During National Diabetes Month, Delta Dental encourages people with diabetes to make regular dentist visits
November 6, 2012
Delta Dental of California, Delta Dental Insurance Company, Delta Dental of Pennsylvania and affiliated companies in 15 states remind people during National Diabetes Month this November that regular dental visits are crucial for people with diabetes.
Diabetes is a chronic disease that increases the risk for many serious health problems, including severe gum disease. The U.S. Centers for Disease Control and Prevention (CDC) estimates that 26 million Americans suffer from diabetes. Even more troubling, another 57 million – about a fourth of U.S. adults – have pre-diabetes, which means their blood sugar levels are higher than normal, but not yet high enough to be classified as diabetes.
The American Diabetes Association calls controlling blood sugar levels key to preventing many serious complications of diabetes such as heart disease, kidney disease and stroke. Research also suggests a two-way relationship between serious periodontal (gum) disease and diabetes. Not only are people with diabetes more susceptible to severe gum disease, but also the disease potentially affects blood glucose control and contribute to the progression of diabetes.1 People with diabetes tend to develop periodontal disease earlier in life, and more severely. Tooth loss from gum disease that might occur when many people reach their 60s can occur for many diabetics while still in their 40s. Smokers with diabetes are especially at risk for gum disease and tooth loss.

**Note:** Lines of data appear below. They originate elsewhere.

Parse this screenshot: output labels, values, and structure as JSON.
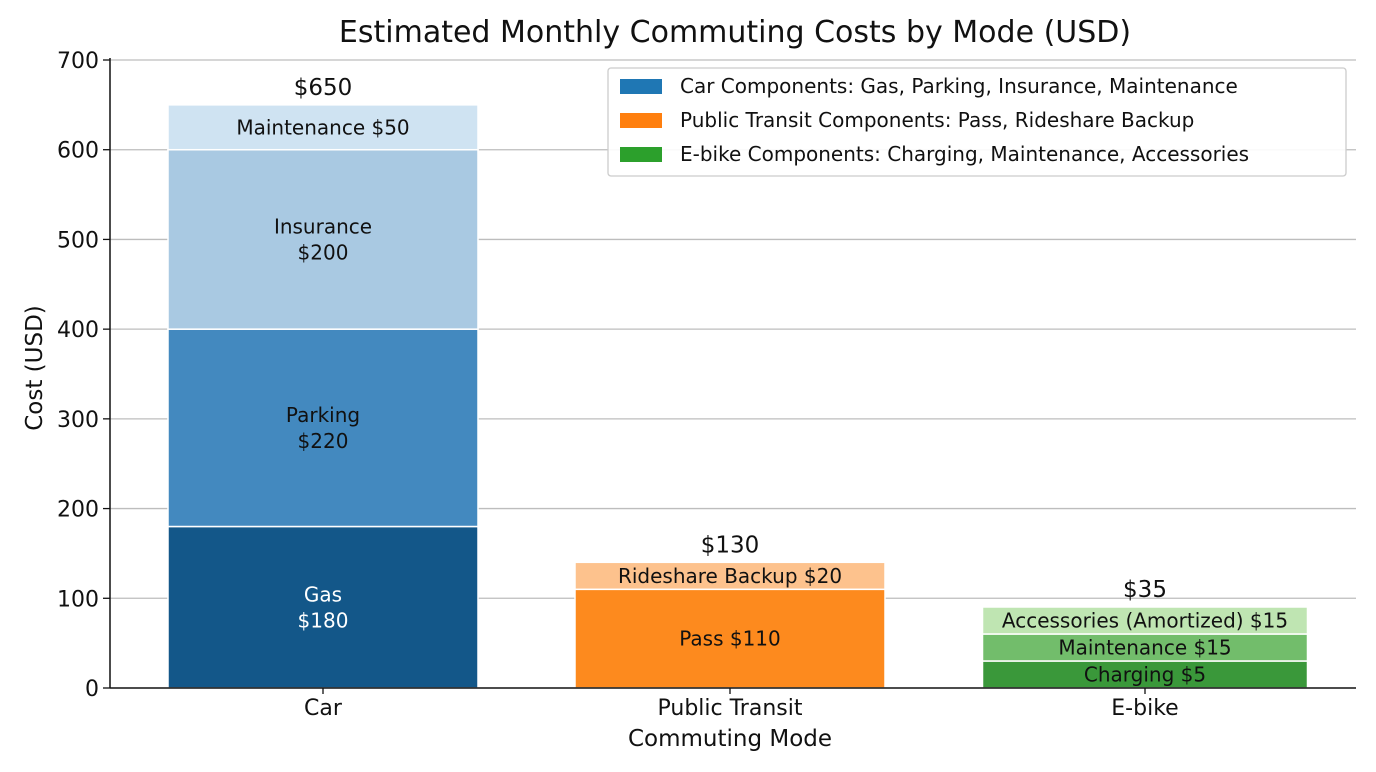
{
  "chart_data": {
    "type": "bar",
    "stacked": true,
    "title": "Estimated Monthly Commuting Costs by Mode (USD)",
    "xlabel": "Commuting Mode",
    "ylabel": "Cost (USD)",
    "ylim": [
      0,
      700
    ],
    "yticks": [
      "0",
      "100",
      "200",
      "300",
      "400",
      "500",
      "600",
      "700"
    ],
    "grid": "horizontal",
    "legend_position": "top-right",
    "legend": [
      {
        "label": "Car Components: Gas, Parking, Insurance, Maintenance",
        "color": "#1f77b4"
      },
      {
        "label": "Public Transit Components: Pass, Rideshare Backup",
        "color": "#ff7f0e"
      },
      {
        "label": "E-bike Components: Charging, Maintenance, Accessories",
        "color": "#2ca02c"
      }
    ],
    "categories": [
      {
        "name": "Car",
        "total_label": "$650",
        "segments": [
          {
            "name": "Gas",
            "value": 180,
            "label": [
              "Gas",
              "$180"
            ],
            "color": "#135789",
            "text_color": "#ffffff"
          },
          {
            "name": "Parking",
            "value": 220,
            "label": [
              "Parking",
              "$220"
            ],
            "color": "#4389bf",
            "text_color": "#111111"
          },
          {
            "name": "Insurance",
            "value": 200,
            "label": [
              "Insurance",
              "$200"
            ],
            "color": "#a9c9e2",
            "text_color": "#111111"
          },
          {
            "name": "Maintenance",
            "value": 50,
            "label": [
              "Maintenance $50"
            ],
            "color": "#cfe3f2",
            "text_color": "#111111"
          }
        ]
      },
      {
        "name": "Public Transit",
        "total_label": "$130",
        "segments": [
          {
            "name": "Pass",
            "value": 110,
            "label": [
              "Pass $110"
            ],
            "color": "#fd8a1e",
            "text_color": "#111111"
          },
          {
            "name": "Rideshare Backup",
            "value": 20,
            "label": [
              "Rideshare Backup $20"
            ],
            "color": "#fdc28d",
            "text_color": "#111111"
          }
        ]
      },
      {
        "name": "E-bike",
        "total_label": "$35",
        "segments": [
          {
            "name": "Charging",
            "value": 5,
            "label": [
              "Charging $5"
            ],
            "color": "#3a983a",
            "text_color": "#111111"
          },
          {
            "name": "Maintenance",
            "value": 15,
            "label": [
              "Maintenance $15"
            ],
            "color": "#72bd6b",
            "text_color": "#111111"
          },
          {
            "name": "Accessories (Amortized)",
            "value": 15,
            "label": [
              "Accessories (Amortized) $15"
            ],
            "color": "#bfe5b2",
            "text_color": "#111111"
          }
        ]
      }
    ]
  }
}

Unfortunately, studies show that people with diabetes see their dentist less often than those without the disease.2 Dentist visits are crucial because oral diseases such as tooth decay and gum disease are often reversible if diagnosed early and preventive care is provided. Dentists also check for other common mouth conditions that afflict people with diabetes such as dry mouth, ulcers and infections. Mouth conditions may also be a sign that other medical conditions exist elsewhere in the body. Depending on their findings, the dentist might advise patients to seek medical attention.
“Daily brushing and flossing, regular dental check-ups and good blood glucose control are the best defenses against periodontal disease,” said Dr. Bill Kohn, DDS, vice president for dental science and policy for the nationwide Delta Dental Plans Association. “In addition, quitting smoking may be the most important thing that people can do to protect their oral and overall health.”
The good news is that with proper dental hygiene at home and regular visits to the dentist (at least twice annually), there’s no reason people with diabetes should have worse oral health than people without.
About Delta Dental
Delta Dental Insurance Company, Delta Dental of California, Delta Dental of Pennsylvania, and several other companies under common management provide dental benefits to 26 million people in 15 states, the District of Columbia and Puerto Rico. All are part of the not-for-profit Delta Dental Plans Association (www.deltadental.com), based in Oak Brook, Ill., the leading national network of independent dental service corporations. Collectively, they provide dental benefits programs to more than 60 million people nationwide.
1 American Diabetes Association. News and Research. http://www.diabetes.org/living-with-diabetes/treatment-and-care/oral-health-and-hygiene/oral-health-faqs.html Accessed October 2012.
2 Macek MD, Tomar SL. Dental care visits among dentate adults with diabetes and periodontitis. J Public Health Dent. 2009 Fall;69(4):284-9.